THEY COME from a casteless society. But, now Nepalese women with Indian husbands living in the border districts are having to encounter the vagaries of caste. Why? Because they wish to contest the urban local bodies’ election.
Since the Nepal Government does not issue caste certificates, the women planned to contest the election on the basis the their husbands’ caste.
But, the State Election Commission (SEC) has upset their applecart. The SEC, in its order, has said that women who fail to produce caste certificates will have to contest the election as general category candidates.
Thanks to a porous border, Indo-Nepalese marriages are common. A large number of Nepalese women married to Indian men are settled in districts bordering Nepal, including Maharajganj, Siddharthnagar, Bahraich, Lakhimpur Kheri and Pilibhit. The women are married to forward caste, as well as backward caste and Scheduled Caste men.

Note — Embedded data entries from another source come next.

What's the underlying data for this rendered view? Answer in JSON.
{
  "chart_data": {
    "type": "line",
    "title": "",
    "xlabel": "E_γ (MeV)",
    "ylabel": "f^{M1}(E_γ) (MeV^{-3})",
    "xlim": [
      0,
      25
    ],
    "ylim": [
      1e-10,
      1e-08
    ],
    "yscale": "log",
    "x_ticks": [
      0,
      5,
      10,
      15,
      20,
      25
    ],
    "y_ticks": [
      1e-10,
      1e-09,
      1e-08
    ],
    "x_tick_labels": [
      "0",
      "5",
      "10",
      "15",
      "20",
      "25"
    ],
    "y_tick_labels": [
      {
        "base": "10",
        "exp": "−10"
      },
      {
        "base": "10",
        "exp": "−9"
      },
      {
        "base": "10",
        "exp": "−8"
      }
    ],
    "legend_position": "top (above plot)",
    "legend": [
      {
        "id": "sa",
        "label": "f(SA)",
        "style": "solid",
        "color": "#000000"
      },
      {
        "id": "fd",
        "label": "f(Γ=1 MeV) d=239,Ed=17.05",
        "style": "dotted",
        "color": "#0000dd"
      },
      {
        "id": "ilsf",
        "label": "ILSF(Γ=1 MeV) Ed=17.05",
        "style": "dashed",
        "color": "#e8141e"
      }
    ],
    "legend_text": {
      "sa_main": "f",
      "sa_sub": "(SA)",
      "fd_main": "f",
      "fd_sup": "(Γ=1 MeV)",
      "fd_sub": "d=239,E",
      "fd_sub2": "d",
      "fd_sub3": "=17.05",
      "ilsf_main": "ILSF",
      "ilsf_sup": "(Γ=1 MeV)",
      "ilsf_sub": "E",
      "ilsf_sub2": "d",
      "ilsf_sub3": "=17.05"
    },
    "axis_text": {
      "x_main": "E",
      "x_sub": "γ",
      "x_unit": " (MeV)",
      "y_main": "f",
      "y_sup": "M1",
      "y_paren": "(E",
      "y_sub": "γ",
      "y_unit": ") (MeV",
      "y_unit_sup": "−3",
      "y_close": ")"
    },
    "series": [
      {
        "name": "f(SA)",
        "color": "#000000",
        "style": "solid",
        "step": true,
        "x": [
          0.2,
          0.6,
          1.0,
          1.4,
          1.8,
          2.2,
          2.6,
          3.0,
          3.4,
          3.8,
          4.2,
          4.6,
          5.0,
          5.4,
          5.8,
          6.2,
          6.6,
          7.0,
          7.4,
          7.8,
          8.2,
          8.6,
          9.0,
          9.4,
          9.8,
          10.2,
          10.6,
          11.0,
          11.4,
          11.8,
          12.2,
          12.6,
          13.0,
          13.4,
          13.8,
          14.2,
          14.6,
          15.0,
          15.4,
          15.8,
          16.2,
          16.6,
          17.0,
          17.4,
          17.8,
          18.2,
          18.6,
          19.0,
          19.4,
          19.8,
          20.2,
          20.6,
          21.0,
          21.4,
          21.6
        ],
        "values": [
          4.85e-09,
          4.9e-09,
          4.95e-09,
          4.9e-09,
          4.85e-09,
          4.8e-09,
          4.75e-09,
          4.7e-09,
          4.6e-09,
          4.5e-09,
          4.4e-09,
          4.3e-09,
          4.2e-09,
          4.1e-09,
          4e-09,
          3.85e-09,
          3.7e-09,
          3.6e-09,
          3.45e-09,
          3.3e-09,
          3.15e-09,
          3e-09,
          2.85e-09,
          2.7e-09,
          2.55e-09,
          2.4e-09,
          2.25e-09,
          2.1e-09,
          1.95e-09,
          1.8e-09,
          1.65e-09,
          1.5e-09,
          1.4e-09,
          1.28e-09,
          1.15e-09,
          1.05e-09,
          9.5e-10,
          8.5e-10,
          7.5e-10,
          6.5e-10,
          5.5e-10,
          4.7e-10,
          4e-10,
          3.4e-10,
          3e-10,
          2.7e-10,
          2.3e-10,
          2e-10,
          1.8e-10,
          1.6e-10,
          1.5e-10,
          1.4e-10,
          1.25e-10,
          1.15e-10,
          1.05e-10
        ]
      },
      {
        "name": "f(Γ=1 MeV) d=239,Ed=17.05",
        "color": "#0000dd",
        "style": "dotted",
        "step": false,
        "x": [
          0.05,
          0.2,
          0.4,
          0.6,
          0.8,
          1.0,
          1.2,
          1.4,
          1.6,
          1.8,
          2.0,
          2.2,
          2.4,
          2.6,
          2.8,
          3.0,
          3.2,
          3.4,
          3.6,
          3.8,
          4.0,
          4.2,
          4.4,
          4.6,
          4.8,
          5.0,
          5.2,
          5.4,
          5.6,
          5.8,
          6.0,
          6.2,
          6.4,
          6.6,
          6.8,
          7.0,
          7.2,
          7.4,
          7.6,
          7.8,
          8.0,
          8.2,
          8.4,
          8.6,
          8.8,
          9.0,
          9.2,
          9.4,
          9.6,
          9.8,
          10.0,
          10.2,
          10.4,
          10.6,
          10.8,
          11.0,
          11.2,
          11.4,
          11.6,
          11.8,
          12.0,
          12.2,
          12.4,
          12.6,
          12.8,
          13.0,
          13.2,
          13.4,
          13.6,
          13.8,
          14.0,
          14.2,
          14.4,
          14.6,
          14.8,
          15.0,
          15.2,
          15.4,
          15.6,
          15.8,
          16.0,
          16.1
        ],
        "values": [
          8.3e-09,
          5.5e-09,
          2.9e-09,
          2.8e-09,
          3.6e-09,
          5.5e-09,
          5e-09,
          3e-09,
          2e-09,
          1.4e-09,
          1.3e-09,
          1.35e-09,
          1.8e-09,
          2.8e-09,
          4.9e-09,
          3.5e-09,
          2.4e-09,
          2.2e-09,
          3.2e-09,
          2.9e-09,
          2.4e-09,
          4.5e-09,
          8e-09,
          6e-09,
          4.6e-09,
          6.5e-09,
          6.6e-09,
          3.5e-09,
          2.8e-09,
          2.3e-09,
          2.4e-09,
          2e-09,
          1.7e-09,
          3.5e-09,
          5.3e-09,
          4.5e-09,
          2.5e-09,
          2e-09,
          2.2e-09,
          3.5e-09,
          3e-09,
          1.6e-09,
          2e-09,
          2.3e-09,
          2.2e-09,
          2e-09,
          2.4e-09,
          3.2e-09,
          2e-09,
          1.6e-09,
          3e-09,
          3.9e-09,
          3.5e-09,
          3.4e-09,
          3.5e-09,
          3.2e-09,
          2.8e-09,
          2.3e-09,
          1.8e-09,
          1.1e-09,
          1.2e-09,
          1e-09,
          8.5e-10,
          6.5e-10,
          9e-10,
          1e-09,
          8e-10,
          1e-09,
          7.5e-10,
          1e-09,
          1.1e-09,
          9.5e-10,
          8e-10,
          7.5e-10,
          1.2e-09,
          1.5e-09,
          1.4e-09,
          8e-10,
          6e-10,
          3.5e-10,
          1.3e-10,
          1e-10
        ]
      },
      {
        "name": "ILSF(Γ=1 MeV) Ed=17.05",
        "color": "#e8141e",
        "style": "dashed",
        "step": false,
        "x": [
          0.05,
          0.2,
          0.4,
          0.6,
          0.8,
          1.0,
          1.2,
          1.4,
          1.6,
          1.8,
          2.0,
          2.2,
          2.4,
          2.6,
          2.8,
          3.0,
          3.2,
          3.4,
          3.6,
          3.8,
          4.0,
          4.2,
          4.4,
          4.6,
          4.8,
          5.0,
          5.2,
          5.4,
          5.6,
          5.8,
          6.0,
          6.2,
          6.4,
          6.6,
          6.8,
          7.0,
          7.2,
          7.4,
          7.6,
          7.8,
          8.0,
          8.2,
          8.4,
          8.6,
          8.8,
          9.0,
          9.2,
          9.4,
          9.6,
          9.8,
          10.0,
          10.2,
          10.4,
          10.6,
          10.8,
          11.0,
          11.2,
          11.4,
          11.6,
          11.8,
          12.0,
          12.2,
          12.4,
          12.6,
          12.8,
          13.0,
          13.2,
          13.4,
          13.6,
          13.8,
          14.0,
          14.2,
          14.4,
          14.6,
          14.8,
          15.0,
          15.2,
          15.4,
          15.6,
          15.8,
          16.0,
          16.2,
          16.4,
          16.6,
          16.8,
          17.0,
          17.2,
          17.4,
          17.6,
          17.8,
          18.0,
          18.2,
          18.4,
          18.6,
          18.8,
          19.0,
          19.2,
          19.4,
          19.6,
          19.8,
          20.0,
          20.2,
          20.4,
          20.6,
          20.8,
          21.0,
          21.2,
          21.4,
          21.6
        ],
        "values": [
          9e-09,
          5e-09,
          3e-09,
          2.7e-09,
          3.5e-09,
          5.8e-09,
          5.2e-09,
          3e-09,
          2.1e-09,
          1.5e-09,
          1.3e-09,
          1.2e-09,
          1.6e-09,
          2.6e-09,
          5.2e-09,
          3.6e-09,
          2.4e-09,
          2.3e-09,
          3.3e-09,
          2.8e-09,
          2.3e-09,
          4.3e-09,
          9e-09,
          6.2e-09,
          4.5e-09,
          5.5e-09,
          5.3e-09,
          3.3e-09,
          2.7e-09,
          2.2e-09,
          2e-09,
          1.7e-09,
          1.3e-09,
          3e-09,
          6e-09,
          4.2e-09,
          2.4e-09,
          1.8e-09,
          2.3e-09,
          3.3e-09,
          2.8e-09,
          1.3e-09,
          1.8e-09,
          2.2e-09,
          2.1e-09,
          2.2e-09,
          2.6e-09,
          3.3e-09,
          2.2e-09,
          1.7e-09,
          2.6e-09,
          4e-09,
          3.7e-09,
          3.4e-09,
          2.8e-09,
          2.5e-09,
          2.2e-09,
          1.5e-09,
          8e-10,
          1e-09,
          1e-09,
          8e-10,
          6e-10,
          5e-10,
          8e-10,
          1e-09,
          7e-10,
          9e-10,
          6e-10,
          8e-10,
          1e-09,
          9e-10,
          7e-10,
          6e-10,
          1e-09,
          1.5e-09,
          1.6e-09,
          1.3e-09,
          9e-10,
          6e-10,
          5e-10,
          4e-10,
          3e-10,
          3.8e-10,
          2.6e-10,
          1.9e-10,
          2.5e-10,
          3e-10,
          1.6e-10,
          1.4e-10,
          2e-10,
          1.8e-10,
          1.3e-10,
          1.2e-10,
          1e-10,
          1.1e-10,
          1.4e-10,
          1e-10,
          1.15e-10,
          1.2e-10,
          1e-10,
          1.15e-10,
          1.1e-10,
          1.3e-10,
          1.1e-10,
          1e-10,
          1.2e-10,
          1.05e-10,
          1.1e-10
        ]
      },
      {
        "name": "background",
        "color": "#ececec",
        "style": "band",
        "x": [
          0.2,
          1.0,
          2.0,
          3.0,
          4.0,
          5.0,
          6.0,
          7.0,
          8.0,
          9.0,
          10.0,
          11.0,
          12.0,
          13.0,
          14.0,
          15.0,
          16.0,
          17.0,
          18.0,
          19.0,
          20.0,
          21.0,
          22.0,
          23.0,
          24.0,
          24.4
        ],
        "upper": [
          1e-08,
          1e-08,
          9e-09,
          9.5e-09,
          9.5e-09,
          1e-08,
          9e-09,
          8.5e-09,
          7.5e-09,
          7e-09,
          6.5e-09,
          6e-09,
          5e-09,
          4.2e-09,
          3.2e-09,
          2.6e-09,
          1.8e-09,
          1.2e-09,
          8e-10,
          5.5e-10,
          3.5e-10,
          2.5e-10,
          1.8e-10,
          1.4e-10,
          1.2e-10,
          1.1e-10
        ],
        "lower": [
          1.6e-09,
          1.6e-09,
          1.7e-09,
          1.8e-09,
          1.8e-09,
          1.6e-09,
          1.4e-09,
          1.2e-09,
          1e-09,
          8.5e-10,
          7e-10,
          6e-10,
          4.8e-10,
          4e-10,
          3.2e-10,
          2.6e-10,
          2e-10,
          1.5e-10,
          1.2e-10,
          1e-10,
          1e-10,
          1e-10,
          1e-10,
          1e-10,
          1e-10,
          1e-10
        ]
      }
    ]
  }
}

These women planned to contest elections to posts of Nagar Panchayat Parishad chairperson and Nagar Panchayat member. During scrutiny, returning officers found that the Nepalese women had attached caste certificates of their husbands with the nomination papers.
The puzzled returning officers contacted the SEC for its advice. An inquiry revealed since the Nepal Government did not issue caste certificates, these women were left with no choice, but to file their papers on the basis of their husbands’ caste.
The SEC has directed the district magistrates that all such candidates who fail to submit their caste certificates will have to contest as general category candidates.
They will not be allowed to file nomination papers for seats reserved for Scheduled Caste or backward caste candidates.
The SEC also clarified that candidates adopted in childhood cannot contest the election on the basis of the caste of their adopted parents. The caste of their natural parents will be considered.